Contra los recién llegados marcharon los Wanes. Froh al frente, a horcajadas sobre su toro, con la Espada Viva en la mano. El viento azotó el mar hasta que sus olas rompieron a los pies de la luna, que huyó. Por encima de ellos, en su nave, venía Naerdha. Su mano derecha la gobernaba con el Hacha del Árbol como timón. Su mano izquierda enviaba águilas para que chillasen, atacasen y rasgasen. Sobre su frente ardía una estrella tan blanca como el corazón del fuego.
De esa forma guerrearon unos contra otros los dioses, mientras los eotan del alto norte y del bajo sur observaban y comentaban que eso les dejaría a ellos el camino libre. Pero los pájaros de Wotan lo vieron y le advirtieron. La cabeza de Mim lo oyó y advirtió a Froh. Allí mismo los dioses acordaron una tregua, intercambiaron rehenes y celebraron un consejo.
En la paz que pactaron, se repartieron el mundo. Celebraron bodas, Anse con Wane —padre con madre, hechicero con esposa— y Wane con Anse —cazadora con artesano, bruja con guerrero—. Por él a quien colgaron, por ella a quien ahogaron, y por su propia sangre entremezclada juraron fe, que duraría hasta el día del fin del mundo.
Luego elevaron murallas para su defensa —una empalizada de madera al norte, piedras apiladas hasta lo alto en el sur— y se dispusieron a dominar sobre esas cosas que están bajo la ley.

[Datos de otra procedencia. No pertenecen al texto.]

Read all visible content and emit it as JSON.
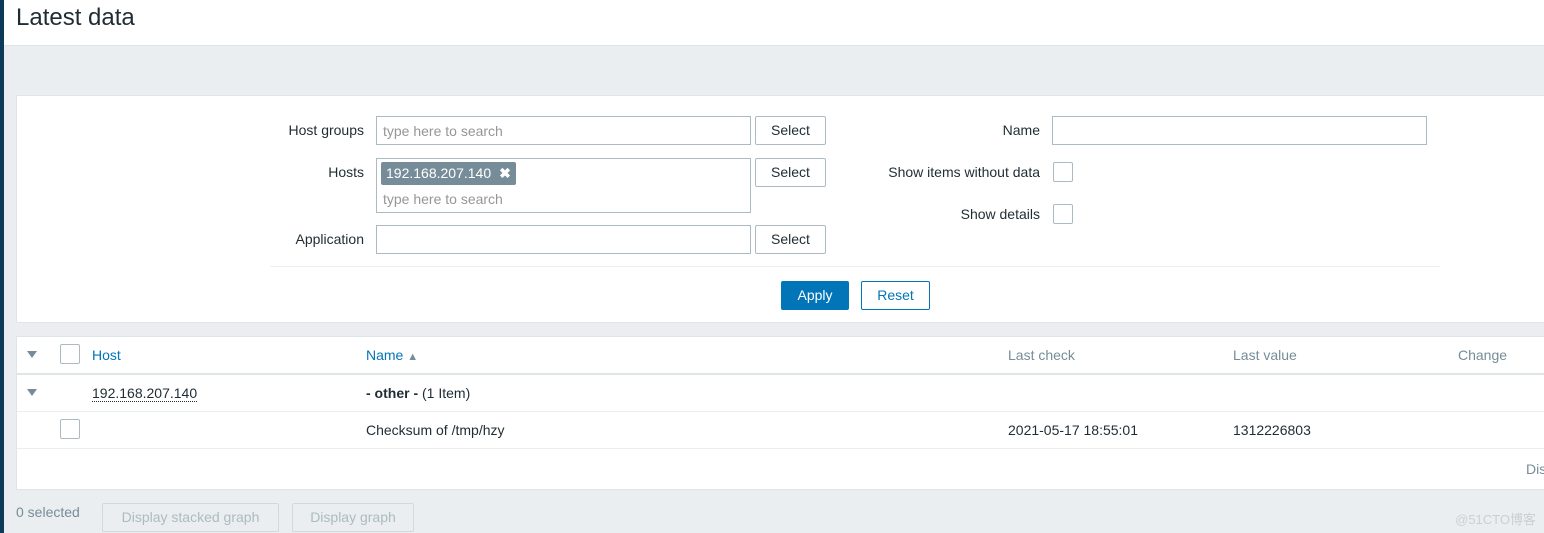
{
  "header": {
    "title": "Latest data"
  },
  "filter": {
    "host_groups": {
      "label": "Host groups",
      "placeholder": "type here to search",
      "select": "Select"
    },
    "hosts": {
      "label": "Hosts",
      "tags": [
        "192.168.207.140"
      ],
      "placeholder": "type here to search",
      "select": "Select",
      "remove_icon": "✖"
    },
    "application": {
      "label": "Application",
      "value": "",
      "select": "Select"
    },
    "name": {
      "label": "Name",
      "value": ""
    },
    "show_without_data": {
      "label": "Show items without data",
      "checked": false
    },
    "show_details": {
      "label": "Show details",
      "checked": false
    },
    "apply": "Apply",
    "reset": "Reset"
  },
  "table": {
    "columns": {
      "host": "Host",
      "name": "Name",
      "last_check": "Last check",
      "last_value": "Last value",
      "change": "Change"
    },
    "sort_icon": "▲",
    "group": {
      "host": "192.168.207.140",
      "name_bold": "- other -",
      "count": "(1 Item)"
    },
    "rows": [
      {
        "name": "Checksum of /tmp/hzy",
        "last_check": "2021-05-17 18:55:01",
        "last_value": "1312226803",
        "change": ""
      }
    ],
    "footer_partial": "Dis"
  },
  "footer": {
    "selected": "0 selected",
    "stacked": "Display stacked graph",
    "graph": "Display graph"
  },
  "watermark": "@51CTO博客",
  "colors": {
    "accent": "#0275b8",
    "tag": "#768d99"
  }
}
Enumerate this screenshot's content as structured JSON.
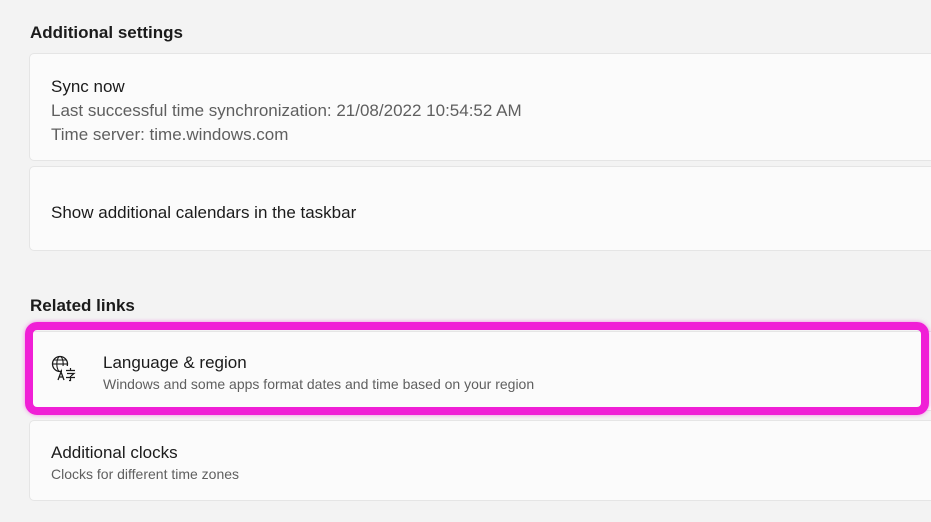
{
  "additional_settings": {
    "title": "Additional settings",
    "sync": {
      "label": "Sync now",
      "last_sync": "Last successful time synchronization: 21/08/2022 10:54:52 AM",
      "time_server": "Time server: time.windows.com"
    },
    "calendars": {
      "label": "Show additional calendars in the taskbar"
    }
  },
  "related_links": {
    "title": "Related links",
    "language_region": {
      "icon": "language-icon",
      "label": "Language & region",
      "description": "Windows and some apps format dates and time based on your region"
    },
    "additional_clocks": {
      "label": "Additional clocks",
      "description": "Clocks for different time zones"
    }
  },
  "colors": {
    "highlight": "#f01fd6",
    "background": "#f3f3f3",
    "card": "#fbfbfb"
  }
}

Pero uno entre los Anses, Leokaz el Ladrón, medio eotan, estaba incómodo. Sentía nostalgia de los viejos tiempos salvajes y consideraba que se le daba poco valor. Finalmente se fue sin decírselo a nadie. Por el sur llegó hasta la pared de piedra. En la puerta lanzó un hechizo de sueño sobre el guardián, cogió la llave de su escondite y pasó a la Tierra de Hierro. Allí negoció con sus señores. Cuando le dieron la lanza de La Perdición del Verano, él les entregó la llave.
De esta forma consiguieron los Señores de Hierro entrar en el Mundo. Sus tropas llegaron trayendo esclavitud y matanzas. Fue el oeste quien los conoció primero y a menudo el sol se oculta en un mar de sangre.
Pero el gigante Hoadh se dirigió al norte, pensando en llegar hasta la Tierra Helada y establecer una alianza con los eotan. Allí donde iba cogía lo que quería. Arrancaba las vacas de los prados. Destrozaba casas para robar su pan. Sembraba fuego y mataba hombres por diversión. Trazó un sendero de destrucción.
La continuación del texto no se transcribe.